Consider a hypothetical legal case involving a suspected murderer. In this example, a weapon was found to have been removed from its holster, loaded, hammer cocked, and trigger pulled three times to shoot an unsuspecting victim in the head. The prints were shown by investigators to have been cleaned, with the gun placed back in its holster then tucked neatly in the top dresser drawer.
Based on this information, would it be reasonable to conclude that a key suspect in the murder should actually be the household dog? Should a judge entertain arguments that it was the puppy, in fact, who was the shooter, who fired the weapon three times, wiped the gun down, and placed it back in the holster and back in the top drawer? As members of the jury, can we not at least assume that an extremely obscure set of events theoretically could have happened? We were not there, right? How can we truly know for sure? The killer dog theory is at least a possibility, in a sense, is it not?

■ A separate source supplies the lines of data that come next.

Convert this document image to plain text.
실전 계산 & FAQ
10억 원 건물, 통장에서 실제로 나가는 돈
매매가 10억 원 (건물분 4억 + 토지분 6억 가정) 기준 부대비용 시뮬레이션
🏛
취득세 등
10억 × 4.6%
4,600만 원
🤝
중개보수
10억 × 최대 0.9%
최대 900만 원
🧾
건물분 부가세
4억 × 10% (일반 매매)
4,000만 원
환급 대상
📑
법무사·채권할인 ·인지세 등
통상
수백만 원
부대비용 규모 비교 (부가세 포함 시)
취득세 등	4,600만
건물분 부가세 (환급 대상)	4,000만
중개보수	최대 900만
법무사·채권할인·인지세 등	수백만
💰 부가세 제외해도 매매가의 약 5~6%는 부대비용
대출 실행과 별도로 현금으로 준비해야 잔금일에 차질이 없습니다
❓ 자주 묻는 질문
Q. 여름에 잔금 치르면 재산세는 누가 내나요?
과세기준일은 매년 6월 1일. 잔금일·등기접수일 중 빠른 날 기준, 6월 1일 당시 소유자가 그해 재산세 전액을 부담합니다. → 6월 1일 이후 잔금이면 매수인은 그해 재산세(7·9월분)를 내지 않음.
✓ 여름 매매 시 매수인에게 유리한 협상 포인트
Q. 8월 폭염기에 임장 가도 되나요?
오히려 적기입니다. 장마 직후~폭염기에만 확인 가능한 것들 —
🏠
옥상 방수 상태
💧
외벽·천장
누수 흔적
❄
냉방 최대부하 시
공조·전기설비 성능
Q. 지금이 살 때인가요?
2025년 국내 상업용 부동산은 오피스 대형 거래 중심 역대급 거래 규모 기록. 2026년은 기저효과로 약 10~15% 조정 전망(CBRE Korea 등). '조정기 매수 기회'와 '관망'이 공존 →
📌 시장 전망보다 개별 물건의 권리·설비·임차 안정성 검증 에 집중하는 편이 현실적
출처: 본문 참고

No. Whether we can imagine such an event in our minds, or whether the belief that in some 5th dimension reality the puppy could have been the culprit makes us feel a certain way, the possibility vs. probability divide must be honored. While an extreme occurrence may initially strike us as a viable option somewhere in the darkness of the universe, the reasonable truth of the matter remains: a gun-toting, murderous dog is not at all probable based on the limited information we have and the facts as we know them to be in the real world.
Even if deep down we want to believe the puppy did it, and even if it makes us feel a sense of closure about the case, continuing to use the doG as a scapegoat, rather than thinking critically about the details we have, surpasses the threshold of absurdity. Some, nonetheless, insist on taking it one step further and surmise that not only is the dog the murderer, but that it actually had a motive - it was jealous or angry for being ignored, and in a fit of rage it unleashed terror upon its owner. Sadly, this line of reasoning only elevates our original contradiction to a further degree of lunacy.
There will always be those who refuse to let go of the killer puppy theory. They are entitled to believe what they may. But we as members of a coherent society should always grant a higher platform to those making genuine attempts at rationally applying facts to achieve a greater degree of certainty. Some may take offense to this. But sometimes voicing an opinion, whether based on law, religion, anti-religion, or otherwise, means demanding certain assertions be grounded upon reasonable truths; truths that are not just possible in some abstract sense, but that are probable given our reality.
Without this, the puppy is doomed, and the truth dies with it.